The Absolutely True Diary of a Part-Time Indian tells the story of Arnold Spirit, known to his family and tribe as Junior.  A 14 year old boy, Junior leaves his reservation to attend the ‘white’ high school 22 miles away in hopes of receiving a better education.  Part-Time Indian chronicles Junior’s struggles to make friends, hide his poverty, and find his identity in a hostile place that is shunned by his own community. I wasn’t far into the story when I became curious about the writer.  Alexie did indeed grow up on the Spokane Indian Reservation, which is located in Washington state, near Seattle. He left his reservation to attend the predominantly white high school in Reardan (actually called the Pembroke Academy). Like Junior, the main character of Part-Time Indian, Alexie was born with hydrocephalus and was bullied for his strange appearance. He excelled academically but struggled with his University career, giving up on medicine and law and eventually discovering literature as his passion. Now 47 years old, he is a well-known writer and poet and a ground breaking film maker.

Reading about Alexie’s life furnished several insights into the novel. While not as ‘absolutely’ true as it claims, the book is indeed semi-autobiographical, based loosely on Alexie’s own life. It began as a memoir and became a book for young adults. Understanding that so much of the story is, in fact, factual, made it all the more difficult to read. It made it all the more tragic and heart-wrenching. Reading about Alexie’s struggles during his university careers with alcoholism and anxiety made Junior an even more complex character. Like Alexie, he has left the reservation, for now. But the struggle won’t end. Like Alexie, he will never be able to separate his identity into  ‘part-time’ occupations.

The action figures on the cover vaguely reminded me of the Indian in the Cupboard (1995), which probably played a role in my initial reluctance to pick up the book.
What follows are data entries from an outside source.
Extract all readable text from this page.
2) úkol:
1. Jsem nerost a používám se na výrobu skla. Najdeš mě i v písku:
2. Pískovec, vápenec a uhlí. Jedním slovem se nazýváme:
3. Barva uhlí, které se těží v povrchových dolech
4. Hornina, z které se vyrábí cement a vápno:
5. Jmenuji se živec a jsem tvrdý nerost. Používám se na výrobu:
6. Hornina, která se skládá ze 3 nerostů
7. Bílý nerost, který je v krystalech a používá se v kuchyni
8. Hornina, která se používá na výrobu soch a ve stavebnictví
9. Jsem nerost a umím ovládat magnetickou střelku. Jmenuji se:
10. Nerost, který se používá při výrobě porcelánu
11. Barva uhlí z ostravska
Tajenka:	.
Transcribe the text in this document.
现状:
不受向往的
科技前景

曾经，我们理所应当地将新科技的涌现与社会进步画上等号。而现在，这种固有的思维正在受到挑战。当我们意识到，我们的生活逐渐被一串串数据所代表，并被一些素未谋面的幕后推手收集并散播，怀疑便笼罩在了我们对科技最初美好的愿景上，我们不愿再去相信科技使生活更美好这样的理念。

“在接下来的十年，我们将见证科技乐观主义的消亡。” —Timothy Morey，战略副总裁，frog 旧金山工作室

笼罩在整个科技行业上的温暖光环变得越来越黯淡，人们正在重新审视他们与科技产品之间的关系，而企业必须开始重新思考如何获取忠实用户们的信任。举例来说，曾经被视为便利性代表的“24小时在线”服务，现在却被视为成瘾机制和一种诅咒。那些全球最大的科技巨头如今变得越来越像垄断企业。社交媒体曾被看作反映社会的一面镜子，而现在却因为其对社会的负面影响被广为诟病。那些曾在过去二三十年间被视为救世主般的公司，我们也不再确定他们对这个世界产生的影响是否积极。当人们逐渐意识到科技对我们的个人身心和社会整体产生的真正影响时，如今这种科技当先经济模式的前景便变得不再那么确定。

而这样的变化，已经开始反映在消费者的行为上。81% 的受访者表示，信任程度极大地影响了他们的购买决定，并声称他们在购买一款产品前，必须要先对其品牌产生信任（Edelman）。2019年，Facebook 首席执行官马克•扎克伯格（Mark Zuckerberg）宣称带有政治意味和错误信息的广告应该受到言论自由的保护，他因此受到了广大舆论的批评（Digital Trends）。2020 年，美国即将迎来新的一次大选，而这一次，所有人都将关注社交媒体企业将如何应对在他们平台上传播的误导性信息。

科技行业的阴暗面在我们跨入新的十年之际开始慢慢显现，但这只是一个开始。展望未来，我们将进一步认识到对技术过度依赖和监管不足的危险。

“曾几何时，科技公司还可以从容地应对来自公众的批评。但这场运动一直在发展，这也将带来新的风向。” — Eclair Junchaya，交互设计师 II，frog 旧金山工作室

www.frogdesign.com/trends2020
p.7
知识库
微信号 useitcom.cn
But the more I read the more appropriate they seemed. Those little plastic action figures embody the way Native American culture has been (and continues to be) tokenized and disregarded in mainstream popular culture. Alexie’s novel is a product of this disrespect: the Indians he writes about are bitter, angry, demoralized. Throughout the novel, Junoir struggles to connect himself to hope.  This is seminal in that is gives young adult Indians a voice.  It tells a part of their story. It is an important step in the right direction.